In the absence of ESG many find solace in Errors, whose soft drones and splintered glitches work to effect as dulled skulls sway. If ever an act had a trump card in a track it’s these Scots and 'Mr. Milk' and - if only for half an hour - the non-appearance from the Bronx beatniks is forgotten. Then, The Fall. Relying heavily upon material from the hollow and uninspired Reformation Post TLC, (RE: adjectives: particularly when compared to recent Tromatic... escapades with Mouse On Mars), Mark E’s ever-central contribution seems to have provided a new lease of inspiration. The set closes with Smith returning to the sidelines whilst his makeshift ensemble industrially charge on.
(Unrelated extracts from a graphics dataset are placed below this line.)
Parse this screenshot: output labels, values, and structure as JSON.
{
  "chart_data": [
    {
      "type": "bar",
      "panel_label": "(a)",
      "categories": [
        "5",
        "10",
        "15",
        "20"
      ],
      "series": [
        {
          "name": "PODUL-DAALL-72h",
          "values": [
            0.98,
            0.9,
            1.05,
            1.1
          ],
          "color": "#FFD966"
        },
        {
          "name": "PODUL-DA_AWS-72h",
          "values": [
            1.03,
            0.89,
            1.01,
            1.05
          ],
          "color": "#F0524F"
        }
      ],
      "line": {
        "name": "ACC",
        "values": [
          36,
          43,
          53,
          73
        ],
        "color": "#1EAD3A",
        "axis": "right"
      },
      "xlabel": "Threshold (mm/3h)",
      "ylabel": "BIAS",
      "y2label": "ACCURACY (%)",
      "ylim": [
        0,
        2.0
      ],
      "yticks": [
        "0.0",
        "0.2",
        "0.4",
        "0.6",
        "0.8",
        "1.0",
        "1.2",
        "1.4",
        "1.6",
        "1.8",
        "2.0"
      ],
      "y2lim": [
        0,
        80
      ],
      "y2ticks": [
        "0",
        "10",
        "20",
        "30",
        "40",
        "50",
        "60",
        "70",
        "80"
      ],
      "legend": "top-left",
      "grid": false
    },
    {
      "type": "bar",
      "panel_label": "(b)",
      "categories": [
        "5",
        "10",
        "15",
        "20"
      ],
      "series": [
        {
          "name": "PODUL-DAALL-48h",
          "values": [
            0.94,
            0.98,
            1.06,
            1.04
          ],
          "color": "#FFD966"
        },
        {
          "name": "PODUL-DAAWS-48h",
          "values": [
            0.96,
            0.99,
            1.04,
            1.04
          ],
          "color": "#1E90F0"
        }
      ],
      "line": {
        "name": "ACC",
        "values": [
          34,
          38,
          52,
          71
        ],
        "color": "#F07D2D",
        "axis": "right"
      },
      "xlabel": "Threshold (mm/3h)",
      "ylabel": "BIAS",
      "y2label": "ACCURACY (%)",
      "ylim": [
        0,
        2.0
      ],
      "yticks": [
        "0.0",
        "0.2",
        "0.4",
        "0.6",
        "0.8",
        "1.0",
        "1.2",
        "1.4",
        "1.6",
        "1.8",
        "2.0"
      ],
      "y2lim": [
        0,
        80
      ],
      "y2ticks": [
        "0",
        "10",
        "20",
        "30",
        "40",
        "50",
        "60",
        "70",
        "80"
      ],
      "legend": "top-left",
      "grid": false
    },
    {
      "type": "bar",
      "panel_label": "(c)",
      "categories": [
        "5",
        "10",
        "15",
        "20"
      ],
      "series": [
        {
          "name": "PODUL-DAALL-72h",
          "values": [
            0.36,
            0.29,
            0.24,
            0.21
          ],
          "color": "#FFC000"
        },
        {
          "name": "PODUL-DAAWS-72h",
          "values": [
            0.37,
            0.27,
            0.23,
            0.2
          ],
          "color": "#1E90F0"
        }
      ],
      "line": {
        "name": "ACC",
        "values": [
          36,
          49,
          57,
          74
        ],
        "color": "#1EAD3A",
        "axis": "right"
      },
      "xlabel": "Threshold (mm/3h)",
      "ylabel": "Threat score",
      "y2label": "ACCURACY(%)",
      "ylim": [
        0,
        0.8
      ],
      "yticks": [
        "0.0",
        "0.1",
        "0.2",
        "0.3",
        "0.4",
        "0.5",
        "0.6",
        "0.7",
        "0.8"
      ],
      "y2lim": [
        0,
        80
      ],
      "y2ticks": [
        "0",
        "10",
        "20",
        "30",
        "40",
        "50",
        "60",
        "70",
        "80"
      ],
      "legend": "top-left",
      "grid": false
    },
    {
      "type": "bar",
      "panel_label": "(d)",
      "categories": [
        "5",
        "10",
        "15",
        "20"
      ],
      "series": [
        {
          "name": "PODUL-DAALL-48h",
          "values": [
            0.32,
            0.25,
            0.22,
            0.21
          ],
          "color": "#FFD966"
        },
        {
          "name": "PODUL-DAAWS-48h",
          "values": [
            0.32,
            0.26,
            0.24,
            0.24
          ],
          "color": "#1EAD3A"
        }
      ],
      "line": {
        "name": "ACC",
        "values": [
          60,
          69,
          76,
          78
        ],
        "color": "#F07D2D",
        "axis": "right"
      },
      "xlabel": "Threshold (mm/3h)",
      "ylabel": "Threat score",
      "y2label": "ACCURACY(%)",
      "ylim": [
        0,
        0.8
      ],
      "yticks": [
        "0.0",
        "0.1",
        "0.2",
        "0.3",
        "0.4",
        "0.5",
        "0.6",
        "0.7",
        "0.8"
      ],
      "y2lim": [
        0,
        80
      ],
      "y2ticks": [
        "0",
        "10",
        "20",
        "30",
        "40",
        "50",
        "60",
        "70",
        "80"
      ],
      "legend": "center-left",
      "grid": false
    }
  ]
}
He leers over as gurning buffoons howl for more. He turns and leaves the stage victorious.
DiS gets separated, minds scramble and end up separated glaring upon Dizzee Rascal and his cohort leaping around on stage. More focused than at Melt!, aided by tighter sound and a mangled crowd, front is customary even as revellers lag. Early material increasingly eclipses recent efforts; 'I Luv U' is brutal but basic, and 'Sirens'' desperate dirge drowns out Rascal's rasp. A catfight ensues between a few girls; slapping and biting and pulling at hair. The two are exhumed and expelled out through the crowd, boys laughing, warriors shrieking.
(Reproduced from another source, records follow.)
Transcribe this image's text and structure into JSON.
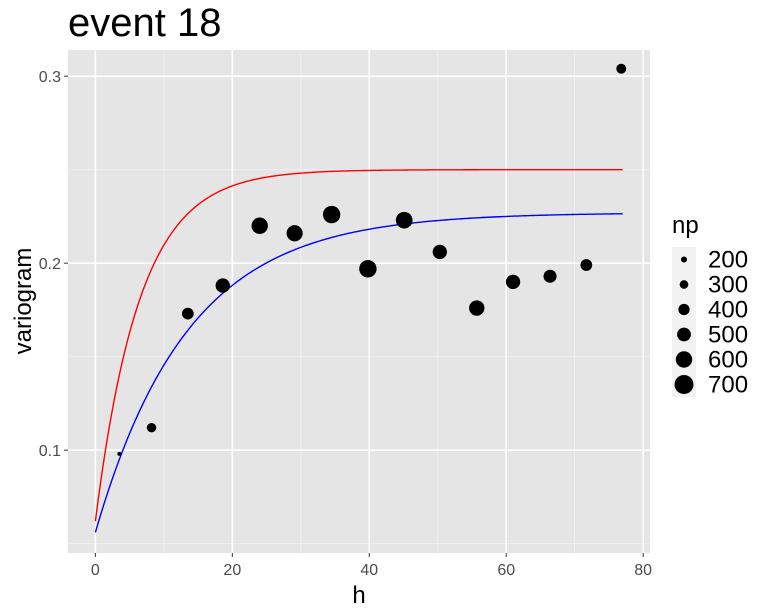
{
  "chart_data": {
    "type": "scatter",
    "title": "event  18",
    "xlabel": "h",
    "ylabel": "variogram",
    "xlim": [
      -4,
      81
    ],
    "ylim": [
      0.045,
      0.314
    ],
    "xticks": [
      0,
      20,
      40,
      60,
      80
    ],
    "yticks": [
      0.1,
      0.2,
      0.3
    ],
    "xtick_labels": [
      "0",
      "20",
      "40",
      "60",
      "80"
    ],
    "ytick_labels": [
      "0.1",
      "0.2",
      "0.3"
    ],
    "grid": true,
    "background": "#e5e5e5",
    "points": [
      {
        "h": 3.5,
        "variogram": 0.098,
        "np": 120
      },
      {
        "h": 8.2,
        "variogram": 0.112,
        "np": 330
      },
      {
        "h": 13.5,
        "variogram": 0.173,
        "np": 420
      },
      {
        "h": 18.6,
        "variogram": 0.188,
        "np": 520
      },
      {
        "h": 24.0,
        "variogram": 0.22,
        "np": 600
      },
      {
        "h": 29.1,
        "variogram": 0.216,
        "np": 590
      },
      {
        "h": 34.5,
        "variogram": 0.226,
        "np": 640
      },
      {
        "h": 39.8,
        "variogram": 0.197,
        "np": 640
      },
      {
        "h": 45.1,
        "variogram": 0.223,
        "np": 610
      },
      {
        "h": 50.3,
        "variogram": 0.206,
        "np": 520
      },
      {
        "h": 55.7,
        "variogram": 0.176,
        "np": 560
      },
      {
        "h": 61.0,
        "variogram": 0.19,
        "np": 520
      },
      {
        "h": 66.4,
        "variogram": 0.193,
        "np": 470
      },
      {
        "h": 71.7,
        "variogram": 0.199,
        "np": 420
      },
      {
        "h": 76.8,
        "variogram": 0.304,
        "np": 350
      }
    ],
    "lines": [
      {
        "color": "#ff0000",
        "nugget": 0.062,
        "sill": 0.25,
        "range": 6.5,
        "xmin": 0,
        "xmax": 77
      },
      {
        "color": "#0000ff",
        "nugget": 0.056,
        "sill": 0.227,
        "range": 13.5,
        "xmin": 0,
        "xmax": 77
      }
    ],
    "legend": {
      "title": "np",
      "position": "right",
      "entries": [
        {
          "label": "200",
          "value": 200
        },
        {
          "label": "300",
          "value": 300
        },
        {
          "label": "400",
          "value": 400
        },
        {
          "label": "500",
          "value": 500
        },
        {
          "label": "600",
          "value": 600
        },
        {
          "label": "700",
          "value": 700
        }
      ]
    },
    "point_color": "#000000"
  }
}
For most, Foals' performance is the first chance to see how working with Dave Sitek on their debut has warped them from their initially promising groundings. It hasn't. Whilst they are a tighter unit than before, there has not been the progression that many had hoped would have developed. Whilst the skewed innovation of Battles remains the root of their sound, there remains in this a Bloc Party-sourced yelping that can sometimes flounder. 'Balloons' seems to curtail into the next effort - all of a sudden it’s 'Mathletics' and our ears are oblivious in calling to question whether Foals are merely one trick ponies.
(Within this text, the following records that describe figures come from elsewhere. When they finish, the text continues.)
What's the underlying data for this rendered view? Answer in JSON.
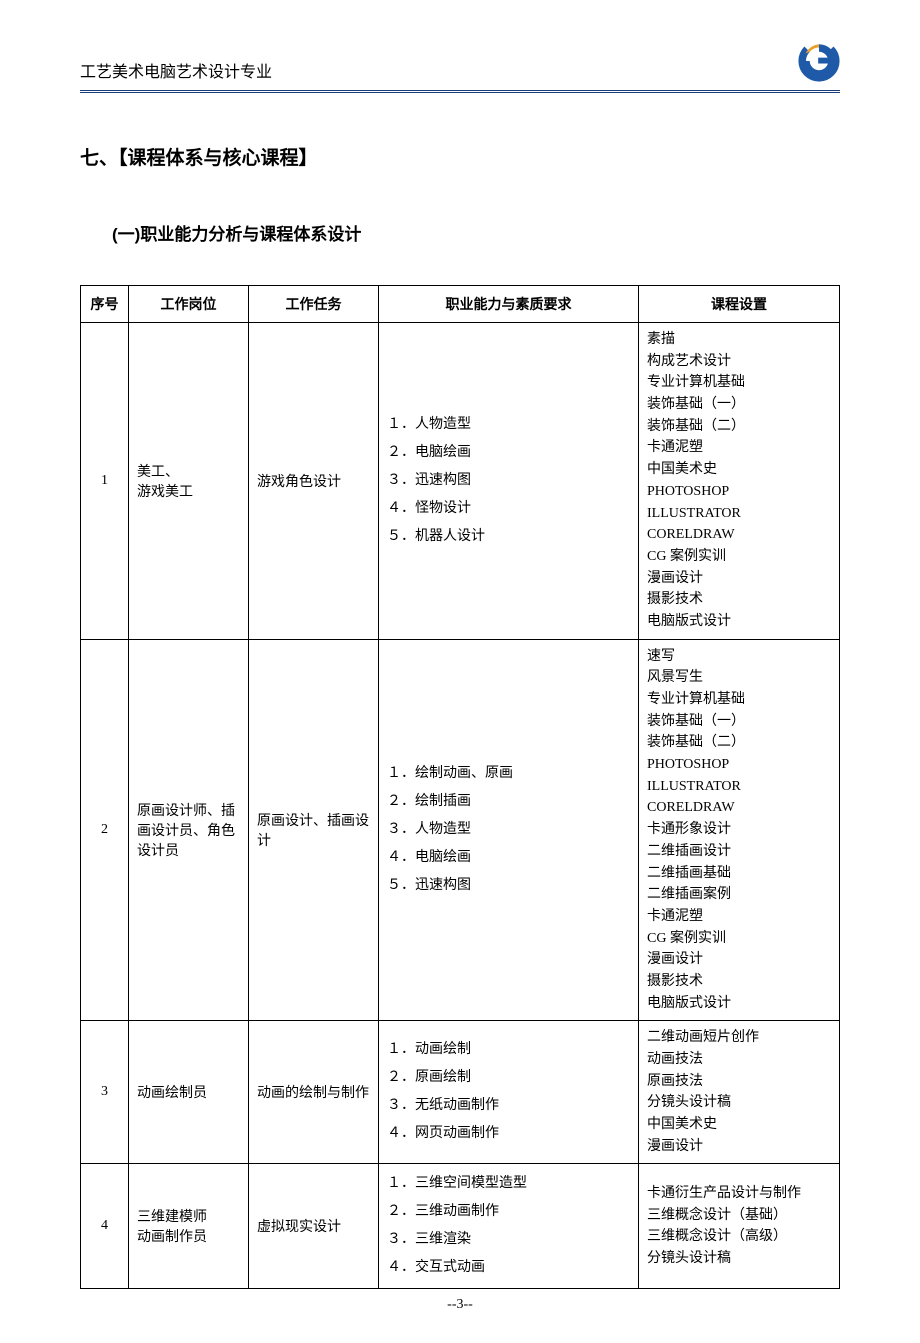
{
  "header": {
    "title": "工艺美术电脑艺术设计专业",
    "logo_color_primary": "#1e5aa8",
    "logo_color_accent": "#e8a030"
  },
  "section_title": "七、【课程体系与核心课程】",
  "subsection_title": "(一)职业能力分析与课程体系设计",
  "table": {
    "headers": {
      "seq": "序号",
      "job": "工作岗位",
      "task": "工作任务",
      "req": "职业能力与素质要求",
      "course": "课程设置"
    },
    "rows": [
      {
        "seq": "1",
        "job": "美工、\n游戏美工",
        "task": "游戏角色设计",
        "reqs": [
          "１．人物造型",
          "２．电脑绘画",
          "３．迅速构图",
          "４．怪物设计",
          "５．机器人设计"
        ],
        "courses": [
          "素描",
          "构成艺术设计",
          "专业计算机基础",
          "装饰基础（一）",
          "装饰基础（二）",
          "卡通泥塑",
          "中国美术史",
          "PHOTOSHOP",
          "ILLUSTRATOR",
          "CORELDRAW",
          "CG 案例实训",
          "漫画设计",
          "摄影技术",
          "电脑版式设计"
        ]
      },
      {
        "seq": "2",
        "job": "原画设计师、插画设计员、角色设计员",
        "task": "原画设计、插画设计",
        "reqs": [
          "１．绘制动画、原画",
          "２．绘制插画",
          "３．人物造型",
          "４．电脑绘画",
          "５．迅速构图"
        ],
        "courses": [
          "速写",
          "风景写生",
          "专业计算机基础",
          "装饰基础（一）",
          "装饰基础（二）",
          "PHOTOSHOP",
          "ILLUSTRATOR",
          "CORELDRAW",
          "卡通形象设计",
          "二维插画设计",
          "二维插画基础",
          "二维插画案例",
          "卡通泥塑",
          "CG 案例实训",
          "漫画设计",
          "摄影技术",
          "电脑版式设计"
        ]
      },
      {
        "seq": "3",
        "job": "动画绘制员",
        "task": "动画的绘制与制作",
        "reqs": [
          "１．动画绘制",
          "２．原画绘制",
          "３．无纸动画制作",
          "４．网页动画制作"
        ],
        "courses": [
          "二维动画短片创作",
          "动画技法",
          "原画技法",
          "分镜头设计稿",
          "中国美术史",
          "漫画设计"
        ]
      },
      {
        "seq": "4",
        "job": "三维建模师\n动画制作员",
        "task": "虚拟现实设计",
        "reqs": [
          "１．三维空间模型造型",
          "２．三维动画制作",
          "３．三维渲染",
          "４．交互式动画"
        ],
        "courses": [
          "卡通衍生产品设计与制作",
          "三维概念设计（基础）",
          "三维概念设计（高级）",
          "分镜头设计稿"
        ]
      }
    ]
  },
  "page_number": "--3--"
}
Similar accusations could be levelled at Fucked Up and Uffie, though without the easy humour. Bored, motion gradually becomes a means for warmth rather than for exploration. Minds closing in around us, we rock back and forth with other casualties in a tent watching Medhi being too lively for our eyes to really take as they start to seal over.
When the performances start to dry up around 4am and with only a few tents scattered throughout the grounds, it leaves many a heavy head on hay bails with little in the way of shelter other than a propped position against an oak. The scenic nature of the grounds provide the festival an impressive setting, but whilst it may boast a venue with the largest ash tree in Britain, given the ultimatum, with only one food stall on site serving spinach and ricotta twists, most would chose a mouthful over an eyeful. Rutgot... Gutrot... Fatigue and dejection have set in around the site and many start to amble back towards tents/cars/train station. Some hardy sorts battle the collective sigh by rocking up on the fell trunks dotted across the freezing landscape. Comedowns litter the gardens like wheezing black holes.
It's like a festival having been circumcised, serving a purpose but lacking in providing anything much in the way of true enjoyment. With reams of tickets going spare in tight pockets, curling like thin-cleaved skin we begin the joyless, 12-hour odyssey home to bed. No sleep on concrete, no sleep on trains, with little to rationalise the ache.